Strata netto w I półroczu 2014 wyniosła 114 mln euro w porównaniu 471 mln euro rok temu w tym samym okresie. Przychody wyniosły 477 mln euro, podczas gdy prognozy analityków były na poziomie 358 mln. Przy tym zysk części produkującej samochody wyniosły 7 mln euro w porównaniu ze stratą 538 mln euro w czasie pierwszych 6 miesięcy 2013.
To dowodzi,że środki oszczędnościowe i działania po stronie przychodów, jakie wprowadziła ekipa nowego prezesa grupy - Carlosa Tavaresa już przynoszą efekty. Ale zmiany zachodziły już wcześniej - przełomowym momentem było sformalizowanie współpracy z chińskim Dongfengiem, co pozwoliło na ekspansję na rynku chińskim i „urwanie się" od zależności od Europy.
Analitycy oceniają dzisiaj podane wyniki, jako potwierdzenie wiarygodności firmy, która także korzysta z popularności modelu 308, Auta Roku 2014 na rynku europejskim. Kolejna premiera, tym razem w wyższym segmencie - nowy 508 odbyła się pod koniec czerwca w Londynie. Z kolei model siostrzanej firmy - Citroena - Cactus ma coraz większe szanse na zdobycie tytułu Auta Roku 2015.
Ekipa Tavaresa, który znany jest na rynku jako jeden z najlepszych specjalistów od cięcia kosztów zdecydowała się na trudny krok - zamknięcie fabryki w Aulnay pod Paryżem. — To wszystko dowodzi, że ich plan odbudowy firmy jest już wiarygodny - mówił we środę Jose Asumendi, analityk rynku motoryzacyjnego w JP Morgan Chase&Co. — Akcje PSA zaczynają znów być atrakcyjne dla inwestorów - dodał.
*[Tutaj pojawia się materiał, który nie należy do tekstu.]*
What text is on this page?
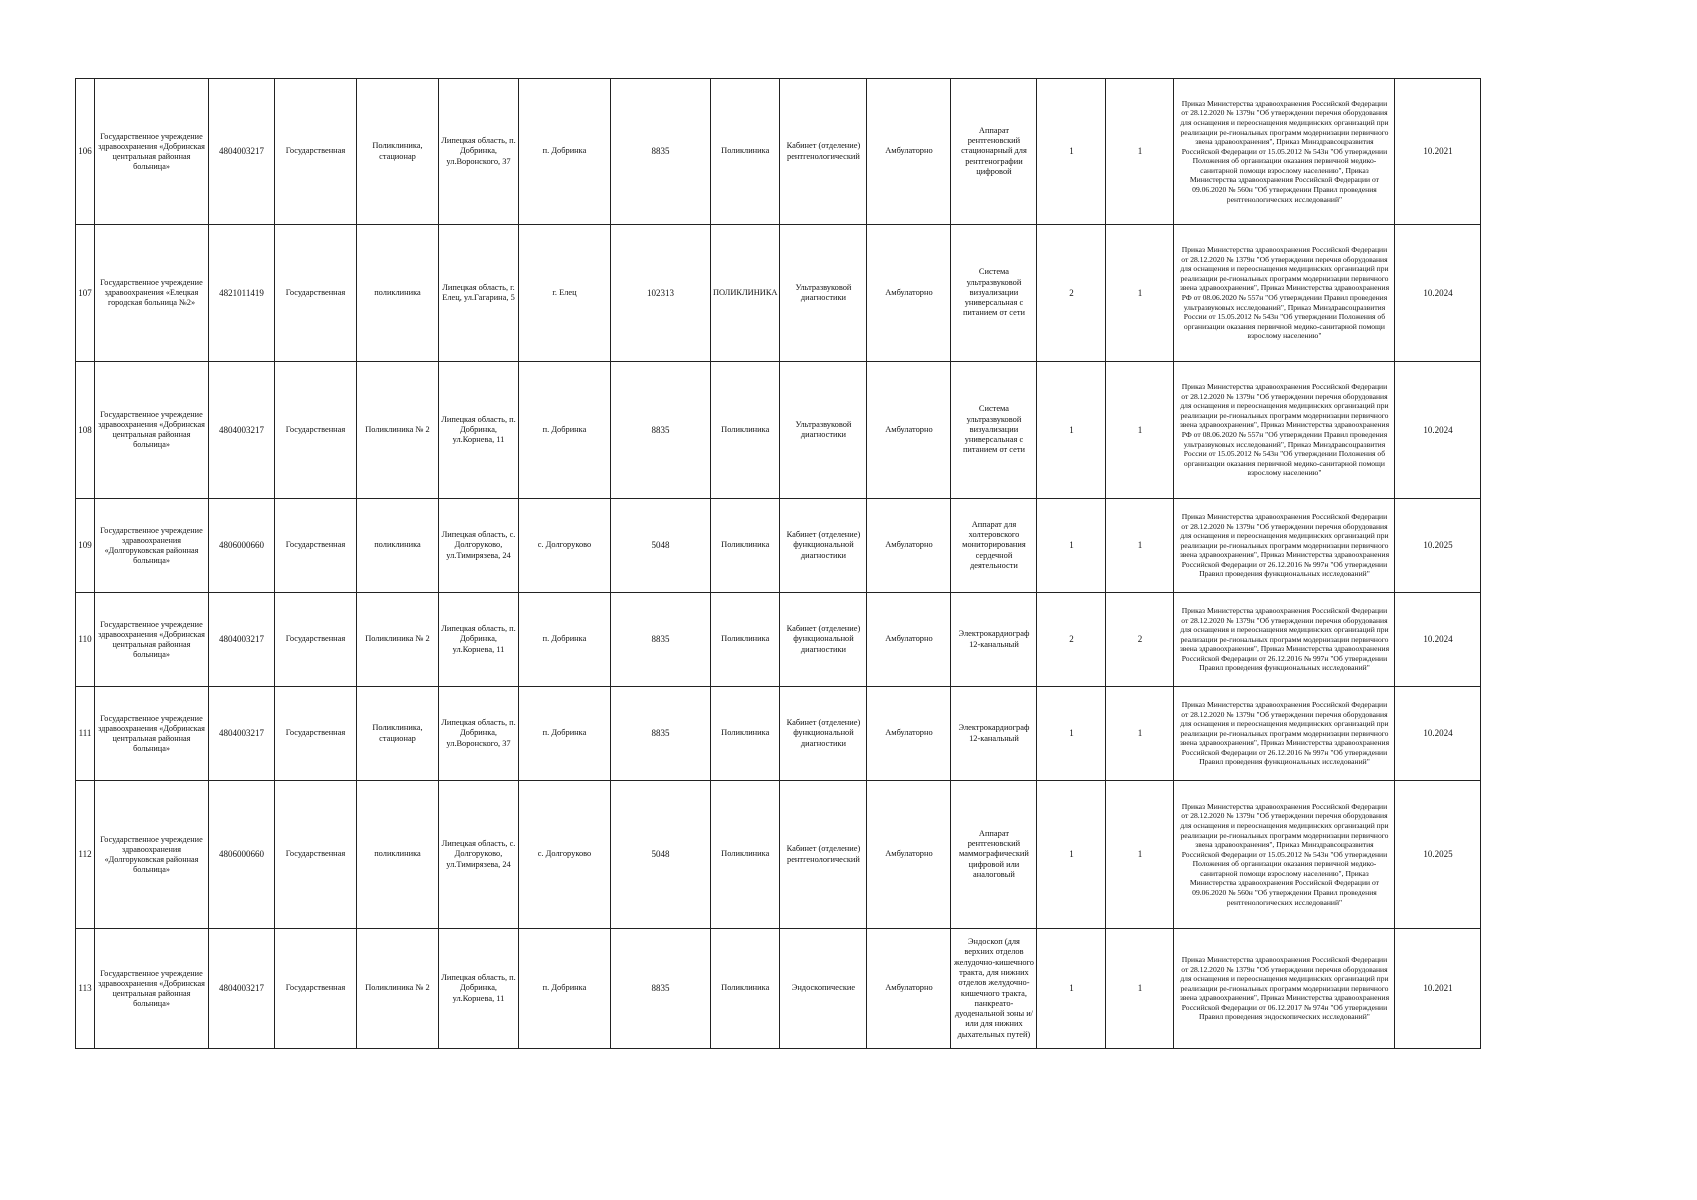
106	Государственное учреждение здравоохранения «Добринская центральная районная больница»	4804003217	Государственная	Поликлиника, стационар	Липецкая область, п. Добринка, ул.Воронского, 37	п. Добринка	8835	Поликлиника	Кабинет (отделение) рентгенологический	Амбулаторно	Аппарат рентгеновский стационарный для рентгенографии цифровой	1	1	Приказ Министерства здравоохранения Российской Федерации от 28.12.2020 № 1379н "Об утверждении перечня оборудования для оснащения и переоснащения медицинских организаций при реализации ре-гиональных программ модернизации первичного звена здравоохранения", Приказ Минздравсоцразвития Российской Федерации от 15.05.2012 № 543н "Об утверждении Положения об организации оказания первичной медико-санитарной помощи взрослому населению", Приказ Министерства здравоохранения Российской Федерации от 09.06.2020 № 560н "Об утверждении Правил проведения рентгенологических исследований"	10.2021
107	Государственное учреждение здравоохранения «Елецкая городская больница №2»	4821011419	Государственная	поликлиника	Липецкая область, г. Елец, ул.Гагарина, 5	г. Елец	102313	ПОЛИКЛИНИКА	Ультразвуковой диагностики	Амбулаторно	Система ультразвуковой визуализации универсальная с питанием от сети	2	1	Приказ Министерства здравоохранения Российской Федерации от 28.12.2020 № 1379н "Об утверждении перечня оборудования для оснащения и переоснащения медицинских организаций при реализации ре-гиональных программ модернизации первичного звена здравоохранения", Приказ Министерства здравоохранения РФ от 08.06.2020 № 557н "Об утверждении Правил проведения ультразвуковых исследований", Приказ Минздравсоцразвития России от 15.05.2012 № 543н "Об утверждении Положения об организации оказания первичной медико-санитарной помощи взрослому населению"	10.2024
108	Государственное учреждение здравоохранения «Добринская центральная районная больница»	4804003217	Государственная	Поликлиника № 2	Липецкая область, п. Добринка, ул.Корнева, 11	п. Добринка	8835	Поликлиника	Ультразвуковой диагностики	Амбулаторно	Система ультразвуковой визуализации универсальная с питанием от сети	1	1	Приказ Министерства здравоохранения Российской Федерации от 28.12.2020 № 1379н "Об утверждении перечня оборудования для оснащения и переоснащения медицинских организаций при реализации ре-гиональных программ модернизации первичного звена здравоохранения", Приказ Министерства здравоохранения РФ от 08.06.2020 № 557н "Об утверждении Правил проведения ультразвуковых исследований", Приказ Минздравсоцразвития России от 15.05.2012 № 543н "Об утверждении Положения об организации оказания первичной медико-санитарной помощи взрослому населению"	10.2024
109	Государственное учреждение здравоохранения «Долгоруковская районная больница»	4806000660	Государственная	поликлиника	Липецкая область, с. Долгоруково, ул.Тимирязева, 24	с. Долгоруково	5048	Поликлиника	Кабинет (отделение) функциональной диагностики	Амбулаторно	Аппарат для холтеровского мониторирования сердечной деятельности	1	1	Приказ Министерства здравоохранения Российской Федерации от 28.12.2020 № 1379н "Об утверждении перечня оборудования для оснащения и переоснащения медицинских организаций при реализации ре-гиональных программ модернизации первичного звена здравоохранения", Приказ Министерства здравоохранения Российской Федерации от 26.12.2016 № 997н "Об утверждении Правил проведения функциональных исследований"	10.2025
110	Государственное учреждение здравоохранения «Добринская центральная районная больница»	4804003217	Государственная	Поликлиника № 2	Липецкая область, п. Добринка, ул.Корнева, 11	п. Добринка	8835	Поликлиника	Кабинет (отделение) функциональной диагностики	Амбулаторно	Электрокардиограф 12-канальный	2	2	Приказ Министерства здравоохранения Российской Федерации от 28.12.2020 № 1379н "Об утверждении перечня оборудования для оснащения и переоснащения медицинских организаций при реализации ре-гиональных программ модернизации первичного звена здравоохранения", Приказ Министерства здравоохранения Российской Федерации от 26.12.2016 № 997н "Об утверждении Правил проведения функциональных исследований"	10.2024
111	Государственное учреждение здравоохранения «Добринская центральная районная больница»	4804003217	Государственная	Поликлиника, стационар	Липецкая область, п. Добринка, ул.Воронского, 37	п. Добринка	8835	Поликлиника	Кабинет (отделение) функциональной диагностики	Амбулаторно	Электрокардиограф 12-канальный	1	1	Приказ Министерства здравоохранения Российской Федерации от 28.12.2020 № 1379н "Об утверждении перечня оборудования для оснащения и переоснащения медицинских организаций при реализации ре-гиональных программ модернизации первичного звена здравоохранения", Приказ Министерства здравоохранения Российской Федерации от 26.12.2016 № 997н "Об утверждении Правил проведения функциональных исследований"	10.2024
112	Государственное учреждение здравоохранения «Долгоруковская районная больница»	4806000660	Государственная	поликлиника	Липецкая область, с. Долгоруково, ул.Тимирязева, 24	с. Долгоруково	5048	Поликлиника	Кабинет (отделение) рентгенологический	Амбулаторно	Аппарат рентгеновский маммографический цифровой или аналоговый	1	1	Приказ Министерства здравоохранения Российской Федерации от 28.12.2020 № 1379н "Об утверждении перечня оборудования для оснащения и переоснащения медицинских организаций при реализации ре-гиональных программ модернизации первичного звена здравоохранения", Приказ Минздравсоцразвития Российской Федерации от 15.05.2012 № 543н "Об утверждении Положения об организации оказания первичной медико-санитарной помощи взрослому населению", Приказ Министерства здравоохранения Российской Федерации от 09.06.2020 № 560н "Об утверждении Правил проведения рентгенологических исследований"	10.2025
113	Государственное учреждение здравоохранения «Добринская центральная районная больница»	4804003217	Государственная	Поликлиника № 2	Липецкая область, п. Добринка, ул.Корнева, 11	п. Добринка	8835	Поликлиника	Эндоскопические	Амбулаторно	Эндоскоп (для верхних отделов желудочно-кишечного тракта, для нижних отделов желудочно-кишечного тракта, панкреато-дуоденальной зоны и/или для нижних дыхательных путей)	1	1	Приказ Министерства здравоохранения Российской Федерации от 28.12.2020 № 1379н "Об утверждении перечня оборудования для оснащения и переоснащения медицинских организаций при реализации ре-гиональных программ модернизации первичного звена здравоохранения", Приказ Министерства здравоохранения Российской Федерации от 06.12.2017 № 974н "Об утверждении Правил проведения эндоскопических исследований"	10.2021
Wejście Chińczyków do PSA odbywało się w dramatycznych warunkach. Wprawdzie i Peugeot i Citroen przez długie lata współpracowały z Dongfengiem, to jednak część rodziny Peugeotów, którzy mieli kontrolny pakiet akcji, sprzeciwiała się związkom z takim inwestorem. Interweniował rząd, który tak samo, jak Dongfeng Motor Corp przejął 14 proc. akcji. Tyle samo ma teraz rodzina Peugeotów.